Its pastor, John Henry
Moore, served without pay, and the church supported
itself through "ticket selling events: quilt
raffles, trips around the world, apron socials, dinners
of fish fries and gumbo," according to King.
Although World War I
interrupted the flow of European immigrants, African
Americans continued to come to West Oakland in search of
railroad work.
Thelma King and her
parents moved to West Oakland from Port Arthur, Texas in
1922. Her husband-to-be arrived from St. Louis in 1929
and worked for Southern Pacific as a porter. He died in
1973.
The 1930s brought
double blows to West Oakland: the Depression, and the
completion of the Bay Bridge. No longer was West Oakland
an essential corridor for the East-West commute.
In 1935, Mount Zion
purchased its first property - a former Methodist Church
at 9th and Campbell Streets. Church records show a
membership of 67.
In 1938 West Oakland's
first public housing project, Peralta Village, was built.

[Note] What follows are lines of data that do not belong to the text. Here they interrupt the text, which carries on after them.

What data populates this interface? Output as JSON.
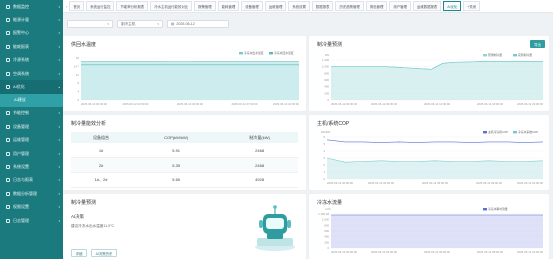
{
  "sidebar": {
    "items": [
      {
        "label": "数据监控",
        "open": false
      },
      {
        "label": "能源计量",
        "open": false
      },
      {
        "label": "报警中心",
        "open": false
      },
      {
        "label": "能耗报表",
        "open": false
      },
      {
        "label": "冷源系统",
        "open": false
      },
      {
        "label": "空调系统",
        "open": false
      },
      {
        "label": "AI优化",
        "open": true
      },
      {
        "label": "节能控制",
        "open": false
      },
      {
        "label": "设备管理",
        "open": false
      },
      {
        "label": "运维管理",
        "open": false
      },
      {
        "label": "用户管理",
        "open": false
      },
      {
        "label": "系统设置",
        "open": false
      },
      {
        "label": "日志与报表",
        "open": false
      },
      {
        "label": "数据分析管理",
        "open": false
      },
      {
        "label": "权限设置",
        "open": false
      },
      {
        "label": "日志管理",
        "open": false
      }
    ],
    "sub_items": [
      {
        "label": "AI建议",
        "active": true
      }
    ]
  },
  "tabs": [
    "首页",
    "系统运行监控",
    "节能率分析报表",
    "冷水主机运行能效对比",
    "报警管理",
    "能耗管理",
    "设备管理",
    "运维管理",
    "系统设置",
    "数据报表",
    "历史趋势管理",
    "角色管理",
    "用户管理",
    "运维数据报表",
    "AI优化",
    "+关闭"
  ],
  "filters": {
    "project": "",
    "chiller": "制冷主机",
    "date": "2025-06-12"
  },
  "panels": {
    "chilled_temp": {
      "title": "供回水温度"
    },
    "cooling_load": {
      "title": "制冷量预测",
      "button": "导出"
    },
    "efficiency": {
      "title": "制冷量能效分析"
    },
    "cop": {
      "title": "主机/系统COP"
    },
    "forecast": {
      "title": "制冷量预测",
      "ai_title": "AI决策",
      "ai_text": "建议冷冻水出水温度11.0°C",
      "buttons": [
        "详细",
        "AI决策历史"
      ]
    },
    "chilled_flow": {
      "title": "冷冻水流量"
    }
  },
  "table": {
    "headers": [
      "设备组合",
      "COP(kW/kW)",
      "制冷量(kW)"
    ],
    "rows": [
      [
        "1#",
        "5.91",
        "2468"
      ],
      [
        "2#",
        "5.39",
        "2468"
      ],
      [
        "1#、2#",
        "5.65",
        "4928"
      ]
    ]
  },
  "colors": {
    "sidebar": "#1b7a7e",
    "accent": "#2f9d9f",
    "series_a": "#8fd3d6",
    "series_b": "#5b6fd8"
  },
  "chart_data": [
    {
      "type": "area",
      "title": "供回水温度",
      "x": [
        "2025-06-12 00:00:00",
        "2025-06-12 02:00:00",
        "2025-06-12 04:00:00",
        "2025-06-12 07:00:00",
        "2025-06-12 10:00:00"
      ],
      "ylim": [
        0,
        16
      ],
      "yticks": [
        "16",
        "14.7",
        "12",
        "8",
        "4",
        "0"
      ],
      "legend": "top-right",
      "series": [
        {
          "name": "冷冻水出水温度",
          "values": [
            14.7,
            14.7,
            14.7,
            14.7,
            14.6,
            14.7,
            14.7,
            14.7,
            14.7,
            14.7
          ]
        },
        {
          "name": "冷冻水回水温度",
          "values": [
            13.4,
            13.4,
            13.4,
            13.4,
            13.4,
            13.4,
            13.4,
            13.4,
            13.4,
            13.4
          ]
        }
      ]
    },
    {
      "type": "area",
      "title": "制冷量预测",
      "x": [
        "2025-06-12 00:00:00",
        "2025-06-12 06:00:00",
        "2025-06-12 12:00:00",
        "2025-06-12 18:00:00",
        "2025-06-12 23:00:00"
      ],
      "ylabel": "kW",
      "yticks": [
        "1,200",
        "1,000",
        "800",
        "600",
        "400",
        "200",
        "0"
      ],
      "ylim": [
        0,
        1200
      ],
      "legend": "top-right",
      "series": [
        {
          "name": "预测制冷量",
          "values": [
            1000,
            1000,
            1000,
            1000,
            1000,
            1000,
            980,
            960,
            940,
            920,
            1100,
            1130,
            1140,
            1150,
            1160,
            1160,
            1160,
            1160,
            1160,
            1160
          ]
        },
        {
          "name": "实际制冷量",
          "values": [
            1000,
            1000,
            1000,
            1000,
            1000,
            1000,
            980,
            960,
            940,
            920,
            1100,
            1130,
            1140,
            1150,
            1160,
            1160,
            1160,
            1160,
            1160,
            1160
          ]
        }
      ]
    },
    {
      "type": "line",
      "title": "主机/系统COP",
      "x": [
        "2025-06-12 00:00:00",
        "2025-06-12 03:00:00",
        "2025-06-12 06:00:00",
        "2025-06-12 09:00:00",
        "2025-06-12 10:00:00"
      ],
      "ylabel": "kW/kW",
      "yticks": [
        "6",
        "5",
        "4",
        "3",
        "2",
        "1",
        "0"
      ],
      "ylim": [
        0,
        6
      ],
      "legend": "top-right",
      "series": [
        {
          "name": "主机冷冻机COP",
          "values": [
            5.6,
            5.3,
            5.3,
            5.2,
            5.3,
            5.2,
            5.3,
            5.3,
            5.2,
            5.3,
            5.3,
            5.2,
            5.3
          ]
        },
        {
          "name": "冷冻水系统COP",
          "values": [
            3.0,
            2.4,
            2.5,
            2.6,
            2.5,
            2.5,
            2.6,
            2.5,
            2.5,
            2.6,
            2.5,
            2.5,
            2.6
          ]
        }
      ]
    },
    {
      "type": "area",
      "title": "冷冻水流量",
      "x": [
        "2025-06-12 00:00:00",
        "2025-06-12 04:00:00",
        "2025-06-12 06:00:00",
        "2025-06-12 08:00:00",
        "2025-06-12 10:00:00"
      ],
      "ylabel": "m³/h",
      "yticks": [
        "1,166.48",
        "1,000",
        "800",
        "600",
        "400",
        "200",
        "0"
      ],
      "ylim": [
        0,
        1200
      ],
      "legend": "top-right",
      "series": [
        {
          "name": "冷冻水瞬时流量",
          "values": [
            1166,
            1166,
            1166,
            1166,
            1166,
            1166,
            1166,
            1166,
            1166,
            1166
          ]
        }
      ]
    }
  ]
}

The following year Thelma King's husband purchased a
house in Berkeley, and they moved out of West Oakland.
Today, very few Mount
Zion members live in West Oakland. "As they elevated
their income, that caused them to move out," King
said.
World War II brought
new residents to West Oakland to work in navy shipyards
and other war industries. The City of Oakland purchased
Mount Zion's facility at 9th and Campbell and used it to
house war-industry workers.
For a time, the
congregation worshipped at a laundry, before purchasing
property at 12th and Willow Streets and erecting a church
there in 1941.
"People were
coming out here like I imagine they did for the Gold
Rush," King said. Church membership - 67 in 1935 -
reached 4,000 in 1945, and continued to grow. Mount Zion
demolished its existing building and built a larger
church to accommodate the new members.